赵青虹倒抽一口冷气,伸手要挡,却无奈此刻体力耗尽又伤尽元气,根本使不出半点力来,只能乖乖就范,逞口舌之坑邙已。
“你混蛋!刚刚还义正辞言的说什么军令如山的狗屁话,现在装什么好心?你出去,不准你看我那里!听见没有?”她面容娇羞,气急败坏,被他看得全身不自在,整个人都觉得好热。
孰料,她吼她的,华郸根本理都不理。
用冰凉的水替她拭净肌肤之后,又用冰块将伤处冰敷了一会儿,接着,一双大手温柔的替她上葯。
赵青虹紧闭着眼,懊恼得要命,想踹他、揍他,却半点也无法忽略他那放肆的眸光引起的烧灼感
“好些了吗?”华郸轻声问着。
沁凉入肤的紫玉软膏泛着淡淡的花香味,的确稍稍减轻了她的不适。可是,那双大手却一直让她分心,想睡又睡不着,昏又昏不过去,让她频频咬牙想骂人。
“你走开我就好,你在这里我就一点也不好。”
华郸眉一挑,闷出一把火来。“真这么讨厌我,又何必帮我在表妹面前做好人?”
“谁谁替你做好人啦?你哪一只眼睛看到我在替你做好人?”她才不会承认之前帮柳樱煎葯,是为了要帮他打柳樱那一掌赎罪哩。
华郸不与之争辩,执起她布满着烫伤红痕的雪白小手,轻握在他宽大的掌心里。“以后,不准你进膳房。”

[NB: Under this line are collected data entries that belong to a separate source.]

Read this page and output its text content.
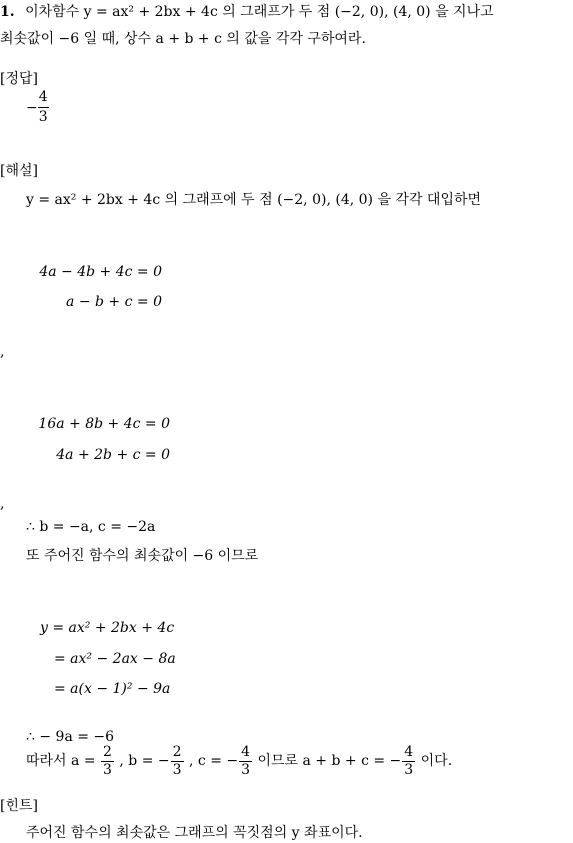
1. 이차함수 y = ax² + 2bx + 4c 의 그래프가 두 점 (−2, 0), (4, 0) 을 지나고
최솟값이 −6 일 때, 상수 a + b + c 의 값을 각각 구하여라.
[정답]
− $\frac{4}{3}$
[해설]
y = ax² + 2bx + 4c 의 그래프에 두 점 (−2, 0), (4, 0) 을 각각 대입하면
4a − 4b + 4c = 0
a − b + c = 0
,
16a + 8b + 4c = 0
4a + 2b + c = 0
,
∴ b = −a, c = −2a
또 주어진 함수의 최솟값이 −6 이므로
y = ax² + 2bx + 4c
= ax² − 2ax − 8a
= a(x − 1)² − 9a
∴ − 9a = −6
따라서 $a = \frac{2}{3}$ , b = − $\frac{2}{3}$ , c = − $\frac{4}{3}$ 이므로 a + b + c = − $\frac{4}{3}$ 이다.
[힌트]
주어진 함수의 최솟값은 그래프의 꼭짓점의 y 좌표이다.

赵青虹皱眉,想把手抽回,他却不放。“为何?你会不会管太多了,连我上哪儿去、说什么话你都要管?”
“你笨手笨脚,又何必自找麻烦,跟人家学什么煮食、绣花?”
嗄?她嘴巴张得老大。
他怎么什么都知道啊?她偷偷学也被他发现了?
“我我我想学啊,不然日子怎么过啊?难不成你要我每天待在房里头发呆,只为了等你回来?”
“以后我会多陪你,等你伤好,我带你出去逛逛。”华郸温柔地道。
闻言,赵青虹美丽的眸子眨啊眨地,趴着的小脸努力侧到一边瞧他。“你干什么突然对我这么好?”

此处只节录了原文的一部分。